Always prepared and organized for students.
James Amos-Landgraf is an Associate Professor of Veterinary Pathobiology in the Agricultural and Veterinary Science faculty at the University of Missouri-Columbia, College of Veterinary Medicine. He earned an A.B. from Washington University, a Ph.D. in Genetics from Case Western Reserve University in 2004, and completed a postdoctoral fellowship in Cancer Genetics at the McArdle Laboratory for Cancer Research, University of Wisconsin-Madison, where he served as an American Cancer Society Postdoctoral Research Fellow under William Dove. Joining the University of Missouri in 2012 initially as an Assistant Professor, he advanced to Associate Professor and now holds key leadership roles, including Co-Director of the NIH-funded Mutant Mouse Resource and Research Center, Co-Investigator of the Rat Resource and Research Center, Director of the Cancer Biology track in the Translational Biosciences Program, and Executive Committee member of the Genetics Area Program. He co-teaches veterinary genomics to second-year veterinary students and contributes to the Molecular Pathogenesis and Therapeutics track.

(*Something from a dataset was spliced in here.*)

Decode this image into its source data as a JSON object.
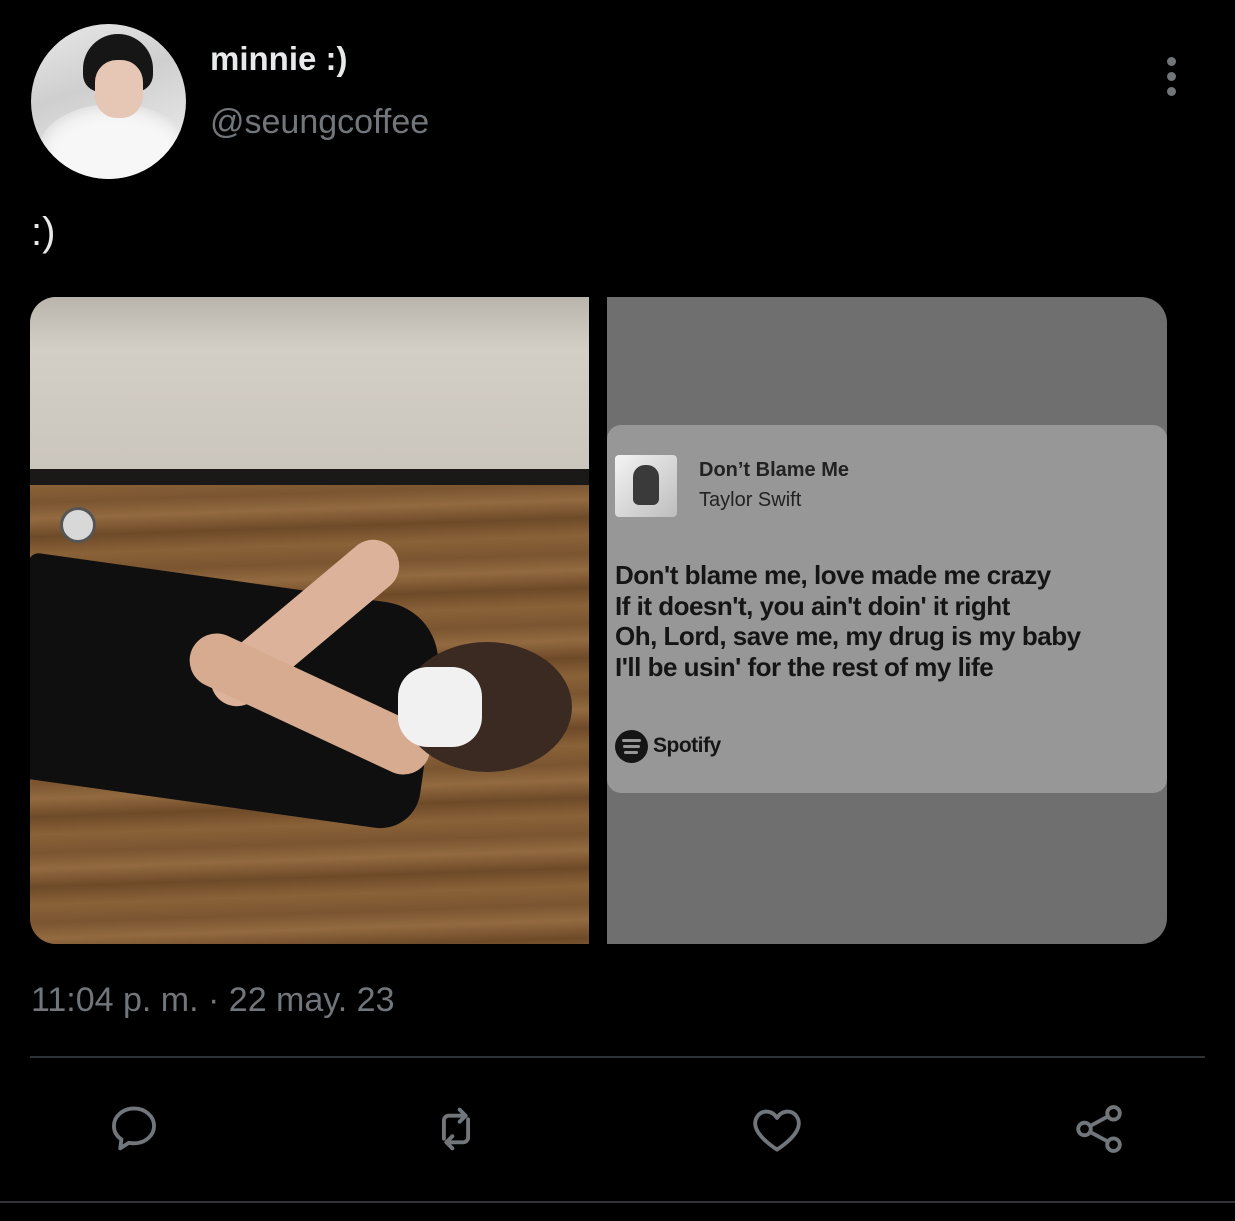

Amos-Landgraf's research employs genetically engineered mouse, rat, and pig models to investigate human colon cancer, focusing on molecular genetic and epigenetic mechanisms driving initiation and progression. His work examines sex disparities in disease susceptibility, revealing promotion by male hormones like testosterone rather than protection by female hormones, and explores the gut microbiota's role in linking host genetics, phenotype, epigenome, and cancer development. He pioneered longitudinal in vivo monitoring and forward genetics to identify susceptibility genes and potential chemotherapeutics, discovering a novel epigenetic pathway in early adenoma formation influenced by sex and microbiome. Key publications include 'Sex disparity in colonic adenomagenesis involves promotion by male hormones, not protection by female hormones' (Proc Natl Acad Sci U S A, 2014), 'The utility of Apc-mutant rats in modeling human colon cancer' (Dis Model Mech, 2014), 'Monoallelic silencing and haploinsufficiency in early murine intestinal neoplasms' (Proc Natl Acad Sci U S A, 2012), and 'A target-selected Apc-mutant rat kindred enhances the modeling of familial human colon cancer' (Proc Natl Acad Sci U S A, 2007). His contributions enhance translatability of animal models, advancing diagnostics and prevention strategies in colon cancer research.